Steps to Becoming a Truck Driver

Anyone desiring stable employment in an in-demand field and the freedom to travel and see the beautiful landscapes of our wonderful country should consider a career as a truck driver. Although driving a big rig does not require years of schooling and prior driving experience, there are certain steps that must be taken if someone has decided to hit the open road for a comfortable living.

Understanding Driving and Criminal History

Obviously, in order to become a trucking professional, a person must have a decent driving history. Due to strict insurance liabilities, trucking companies cannot hire anyone with a laundry list of traffic and criminal offenses. Becoming a driver is not difficult, but every company has their own unique background requirements and qualifications that must be met. Therefore, it is a wise idea for someone to obtain a copy of their Motor Vehicle Record and an accurate report of any criminal activity that might be on their record as well.

That being said, here are some things that will automatically disqualify anyone from being able to drive for most companies:

-Criminal History: Felonies that are less than five years old can make it nearly impossible to find job placement in the trucking industry. In fact, most companies require felonies to be at least ten years old before they will consider a candidate. Some felonies, such as theft or certain violent crimes, will automatically disqualify an individual from employment with some companies, regardless of the date of the offenses. However, each company has their own criminal history qualifications, so people should talk directly to recruiters for companies that they may be interested in driving for.
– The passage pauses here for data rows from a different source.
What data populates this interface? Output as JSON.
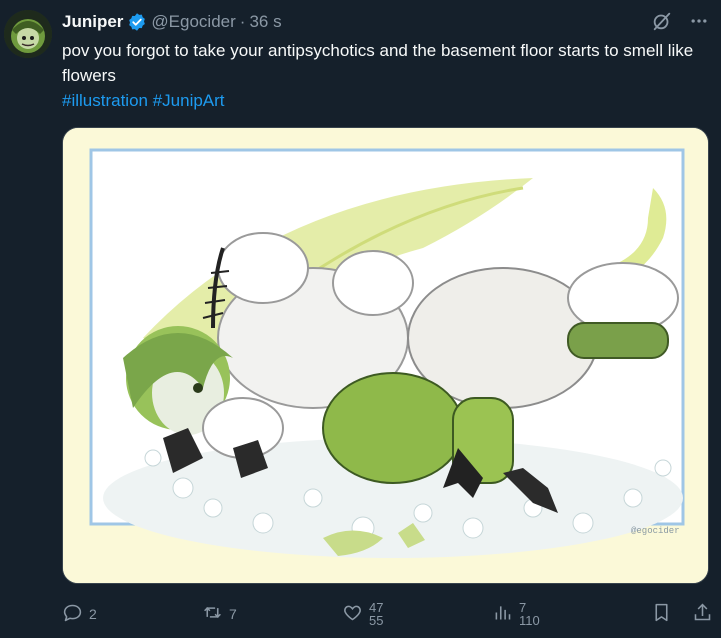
{
  "author": {
    "display_name": "Juniper",
    "handle": "@Egocider",
    "separator": "·",
    "time": "36 s",
    "verified": true
  },
  "tweet": {
    "text": "pov you forgot to take your antipsychotics and the basement floor starts to smell like flowers",
    "hashtags": "#illustration #JunipArt"
  },
  "media": {
    "kind": "illustration",
    "watermark": "@egocider"
  },
  "actions": {
    "replies": "2",
    "reposts": "7",
    "likes_old": "47",
    "likes_new": "55",
    "views_old": "7",
    "views_new": "110"
  },
  "icons": [
    "avatar",
    "verified-badge-icon",
    "grok-icon",
    "more-icon",
    "reply-icon",
    "repost-icon",
    "like-icon",
    "views-icon",
    "bookmark-icon",
    "share-icon"
  ],
  "colors": {
    "background": "#15202b",
    "text": "#f7f9f9",
    "muted": "#8b98a5",
    "link": "#1d9bf0",
    "art_bg": "#fbf9d8",
    "art_frame": "#9fc6e6",
    "creature_green": "#8fb94a"
  }
}
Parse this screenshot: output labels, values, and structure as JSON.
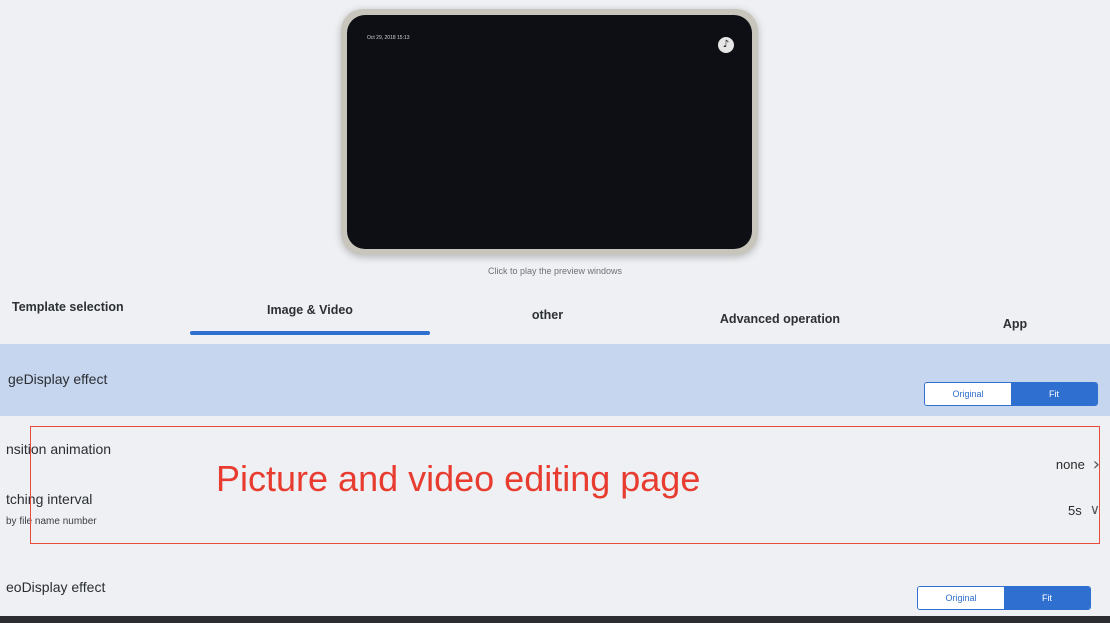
{
  "preview": {
    "screen_time": "Oct 29, 2018 15:13",
    "hint": "Click to play the preview windows",
    "music_icon": "music-note-icon"
  },
  "tabs": [
    {
      "label": "Template selection",
      "active": false
    },
    {
      "label": "Image & Video",
      "active": true
    },
    {
      "label": "other",
      "active": false
    },
    {
      "label": "Advanced operation",
      "active": false
    },
    {
      "label": "App",
      "active": false
    }
  ],
  "settings": {
    "image_display": {
      "title": "geDisplay effect",
      "options": [
        "Original",
        "Fit"
      ],
      "selected": "Fit"
    },
    "transition": {
      "title": "nsition animation",
      "value": "none"
    },
    "switching": {
      "title": "tching interval",
      "subtitle": "by file name number",
      "value": "5s"
    },
    "video_display": {
      "title": "eoDisplay effect",
      "options": [
        "Original",
        "Fit"
      ],
      "selected": "Fit"
    }
  },
  "annotation": {
    "text": "Picture and video editing page",
    "color": "#e83c30"
  },
  "colors": {
    "accent": "#2f6fd0",
    "highlight_row": "#c6d6ef"
  }
}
-Alcohol Related Violations: Alcohol related violations, such as DUIs, must be at least five years old in order to drive for most companies. Some companies require the offense to be at least ten years old. More than one DUI or DWI will automatically disqualify a person from beginning their truck driving career.
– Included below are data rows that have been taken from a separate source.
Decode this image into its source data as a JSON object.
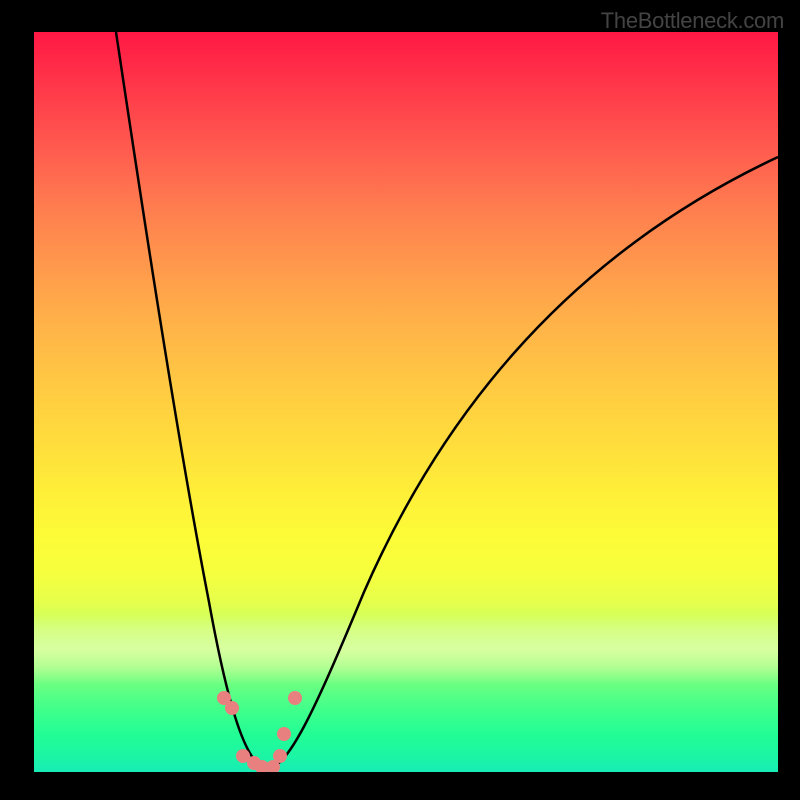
{
  "watermark": "TheBottleneck.com",
  "chart_data": {
    "type": "line",
    "title": "",
    "xlabel": "",
    "ylabel": "",
    "ylim": [
      0,
      100
    ],
    "xlim": [
      0,
      100
    ],
    "background_gradient": {
      "top": "#ff1844",
      "bottom": "#18ecb6",
      "description": "vertical rainbow gradient red→orange→yellow→green"
    },
    "series": [
      {
        "name": "left-curve",
        "points": [
          {
            "x": 11,
            "y": 100
          },
          {
            "x": 15,
            "y": 72
          },
          {
            "x": 18,
            "y": 52
          },
          {
            "x": 21,
            "y": 34
          },
          {
            "x": 24,
            "y": 18
          },
          {
            "x": 27,
            "y": 6
          },
          {
            "x": 29,
            "y": 1
          },
          {
            "x": 31,
            "y": 0
          }
        ]
      },
      {
        "name": "right-curve",
        "points": [
          {
            "x": 31,
            "y": 0
          },
          {
            "x": 34,
            "y": 3
          },
          {
            "x": 38,
            "y": 12
          },
          {
            "x": 42,
            "y": 22
          },
          {
            "x": 48,
            "y": 34
          },
          {
            "x": 55,
            "y": 46
          },
          {
            "x": 62,
            "y": 55
          },
          {
            "x": 70,
            "y": 63
          },
          {
            "x": 78,
            "y": 70
          },
          {
            "x": 86,
            "y": 75
          },
          {
            "x": 94,
            "y": 80
          },
          {
            "x": 100,
            "y": 83
          }
        ]
      }
    ],
    "scatter_points": [
      {
        "x": 25.5,
        "y": 10
      },
      {
        "x": 26.5,
        "y": 8.5
      },
      {
        "x": 28,
        "y": 2
      },
      {
        "x": 29.5,
        "y": 1
      },
      {
        "x": 30.5,
        "y": 0.5
      },
      {
        "x": 32,
        "y": 0.5
      },
      {
        "x": 33,
        "y": 2
      },
      {
        "x": 33.5,
        "y": 5
      },
      {
        "x": 35,
        "y": 10
      }
    ],
    "scatter_color": "#e88080"
  }
}
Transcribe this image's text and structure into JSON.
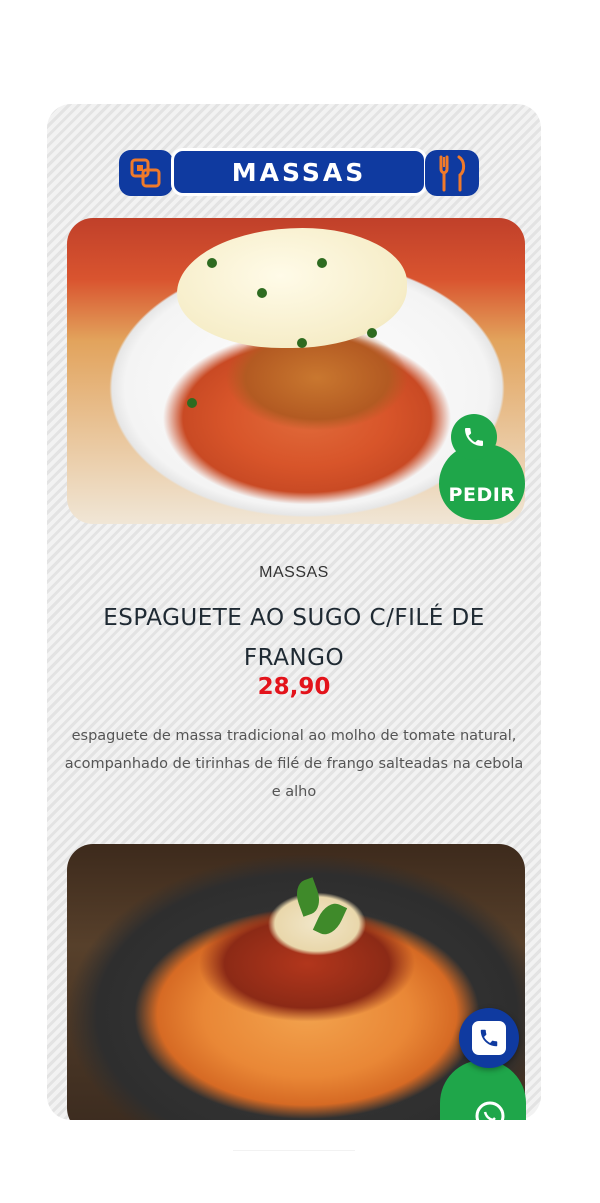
{
  "header": {
    "title": "MASSAS",
    "left_icon": "menu-squares-icon",
    "right_icon": "fork-knife-icon"
  },
  "product": {
    "category": "MASSAS",
    "title": "ESPAGUETE AO SUGO C/FILÉ DE FRANGO",
    "price": "28,90",
    "description": "espaguete de massa tradicional ao molho de tomate natural, acompanhado de tirinhas de filé de frango salteadas na cebola e alho"
  },
  "order_button": {
    "label": "PEDIR",
    "icon": "phone-icon"
  },
  "floating": {
    "phone_icon": "phone-icon",
    "whatsapp_icon": "whatsapp-icon"
  },
  "colors": {
    "brand_blue": "#0f3aa0",
    "order_green": "#1fa64a",
    "price_red": "#e3131b"
  }
}
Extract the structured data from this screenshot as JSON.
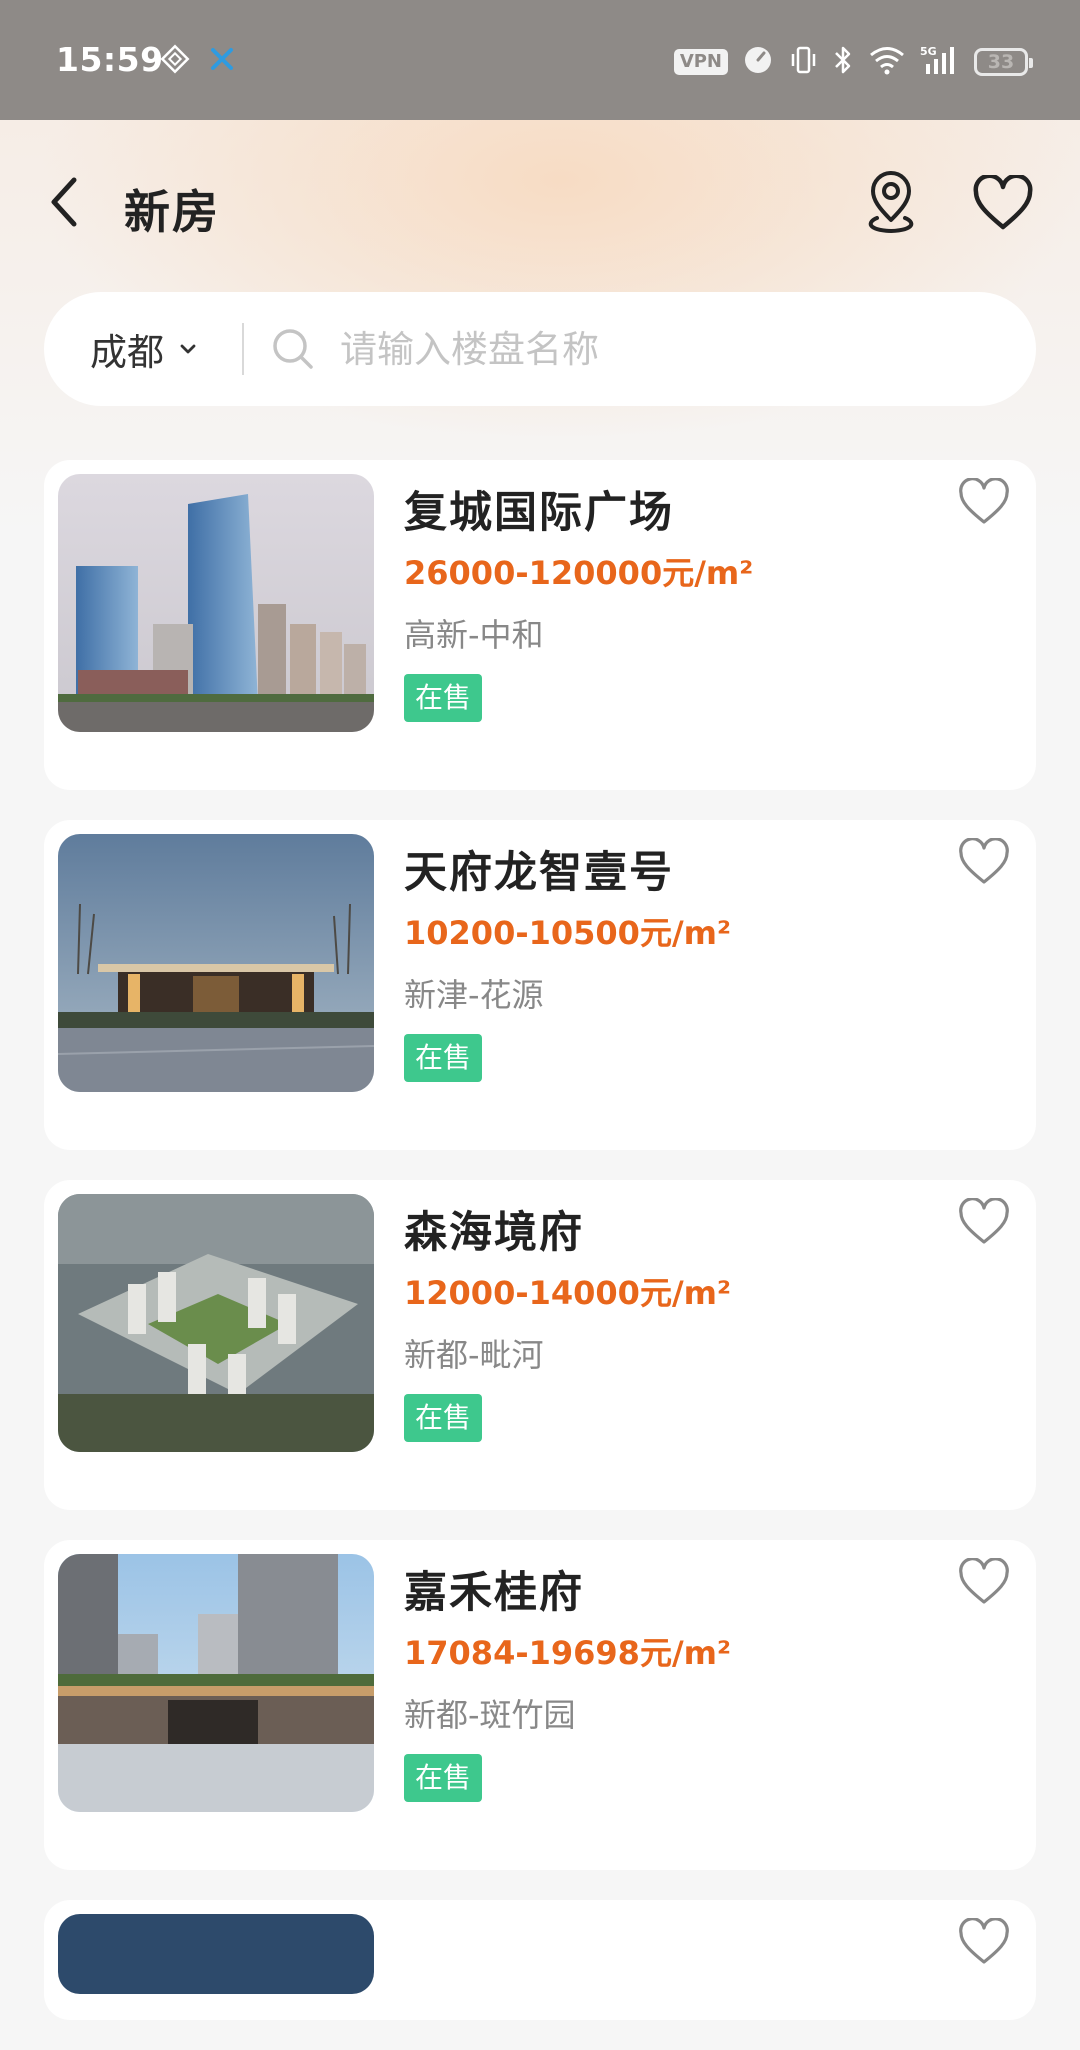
{
  "status_bar": {
    "time": "15:59",
    "vpn": "VPN",
    "network": "5G",
    "battery": "33",
    "icons": [
      "nfc-icon",
      "bluetooth-tether-icon",
      "vpn-icon",
      "speed-icon",
      "vibrate-icon",
      "bluetooth-icon",
      "wifi-icon",
      "signal-icon",
      "battery-icon"
    ]
  },
  "header": {
    "title": "新房",
    "back_icon": "back-arrow-icon",
    "map_icon": "map-pin-icon",
    "favorites_icon": "heart-icon"
  },
  "search": {
    "city": "成都",
    "placeholder": "请输入楼盘名称"
  },
  "listings": [
    {
      "name": "复城国际广场",
      "price": "26000-120000元/m²",
      "area": "高新-中和",
      "status": "在售",
      "image": "glass-office-towers"
    },
    {
      "name": "天府龙智壹号",
      "price": "10200-10500元/m²",
      "area": "新津-花源",
      "status": "在售",
      "image": "lit-entrance-gate"
    },
    {
      "name": "森海境府",
      "price": "12000-14000元/m²",
      "area": "新都-毗河",
      "status": "在售",
      "image": "aerial-residential-complex"
    },
    {
      "name": "嘉禾桂府",
      "price": "17084-19698元/m²",
      "area": "新都-斑竹园",
      "status": "在售",
      "image": "residential-gate-plaza"
    }
  ],
  "colors": {
    "price": "#e8661b",
    "status_badge": "#3ec88d",
    "status_bar_bg": "#8e8a87"
  }
}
-Drug and Alcohol Testing: The trucking industry takes drug and alcohol abuse very seriously. Anyone with a history of drug or alcohol abuse will more than likely be denied placement. If a trucking company does consider such a person for employment, they will need to achieve an "approved" status from a Substance Abuse Professional, commonly called a SAP. Without meeting with a SAP, job placement can be very difficult. All truck driving students are tested before their enrollment in a truck driving school, and while in school, they are placed in a random drug testing pool. After someone graduates and gains employment with a company, they will be placed in another random testing pool and will likely have to submit to random drug tests for the remainder of their career.
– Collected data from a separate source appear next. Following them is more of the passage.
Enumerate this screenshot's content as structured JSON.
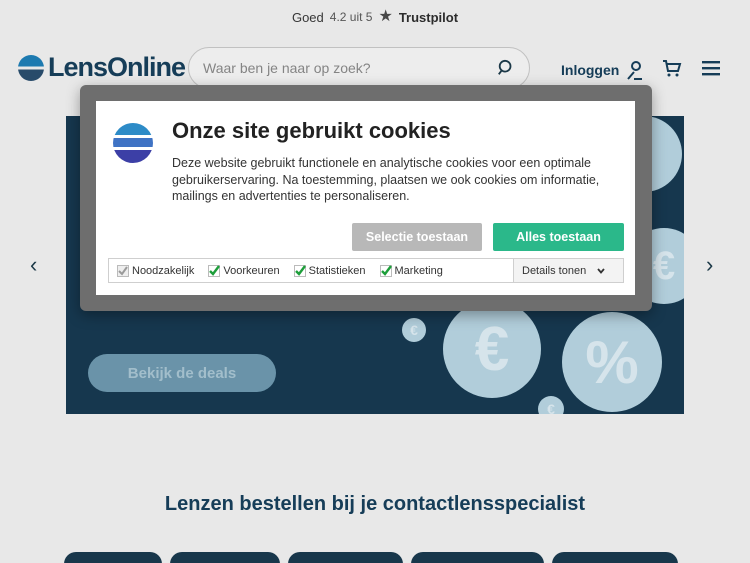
{
  "trustbar": {
    "label": "Goed",
    "rating": "4.2 uit 5",
    "brand": "Trustpilot"
  },
  "header": {
    "logo": "LensOnline",
    "search_placeholder": "Waar ben je naar op zoek?",
    "login_label": "Inloggen"
  },
  "hero": {
    "cta": "Bekijk de deals",
    "coin_symbols": [
      "€",
      "%",
      "€",
      "€",
      "€"
    ]
  },
  "section": {
    "title": "Lenzen bestellen bij je contactlensspecialist"
  },
  "cookie": {
    "title": "Onze site gebruikt cookies",
    "text": "Deze website gebruikt functionele en analytische cookies voor een optimale gebruikerservaring. Na toestemming, plaatsen we ook cookies om informatie, mailings en advertenties te personaliseren.",
    "btn_selection": "Selectie toestaan",
    "btn_all": "Alles toestaan",
    "options": [
      "Noodzakelijk",
      "Voorkeuren",
      "Statistieken",
      "Marketing"
    ],
    "details": "Details tonen"
  },
  "colors": {
    "accent_green": "#2bb88a",
    "brand_dark": "#17405c",
    "hero_bg": "#173a52"
  }
}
-Driving Record: Most companies require people to have no moving violations on their driving record in the last three years. Also, a higher than average number of speeding and other moving violations dating back six years will also make placement difficult. Therefore, it is necessary for individuals to get a copy of their MVR in order to accurately report any violations on their employment applications.

Enroll in Truck Driving School

After securing a copy of their MVR and ensuring that they meet the minimum driving and criminal background criteria, the next step on the journey to becoming a truck driver is enrolling in an industry recognized truck driving school. Trucking schools train aspiring drivers on all aspects of the trucking profession. From logistics to driving and parking an 18-wheeler, students leave driving school with a sound knowledge of how to operate big rigs and the trucking profession as a whole. To do this, instruction takes place in a classroom setting as well as behind the wheel.

Classroom sessions typically cover trucking industry laws and regulations, such as backing safety procedures, hours of service, log books, vehicle inspections, and much more. Classroom instruction is great, but the real lessons come from behind the driver's seat. Sitting behind the wheel for the first time can be very intimidating. When a driving student first looks in the side mirror, the trailer looks like it is a mile long. However, after several hours of practice behind the wheel, most will graduate as a competent and confident trucking professional.

Testing and Exams

Before graduation from trucking school, an individual will have to pass a written exam and a road test. The school provides the vehicle and arranges the testing. Depending on a person's career aspirations, they are typically allowed to test for as many endorsements as they like. Just remember, the more endorsements someone has, the more job opportunities will be available to them. Some of the commercial license endorsements available are:

In order to obtain a hazardous material endorsement, drivers must now visit a TSA office to be fingerprinted and pay for a background check.

Starting a Career

Most trucking school graduates begin their careers as long-haul truckers, referred in the industry as over the road. Many trucking schools work directly with numerous trucking companies and offer job placement services. The first trucking job for many graduates will likely involve a three-day orientation where they will learn all about the company policies and operating procedures. They will then be assigned a driver trainee who will help develop their skills further, teach them the routes, and learn how to properly execute all of the required logs and paperwork. This training period varies from company to company, and afterwards, drivers will be required to pass a road test before the company assigns a driver their own truck.

Many local and regional trucking jobs require some level of previous experience. After gaining experience over the road, a vast array of trucking jobs become available that allow drivers to earn more pay and receive more home time. However, many enjoy the independence and freedom of the open road and choose to continue as long haul truckers. As professionals in an in-demand field, truck drivers have the opportunity to pick and choose nearly every option possible.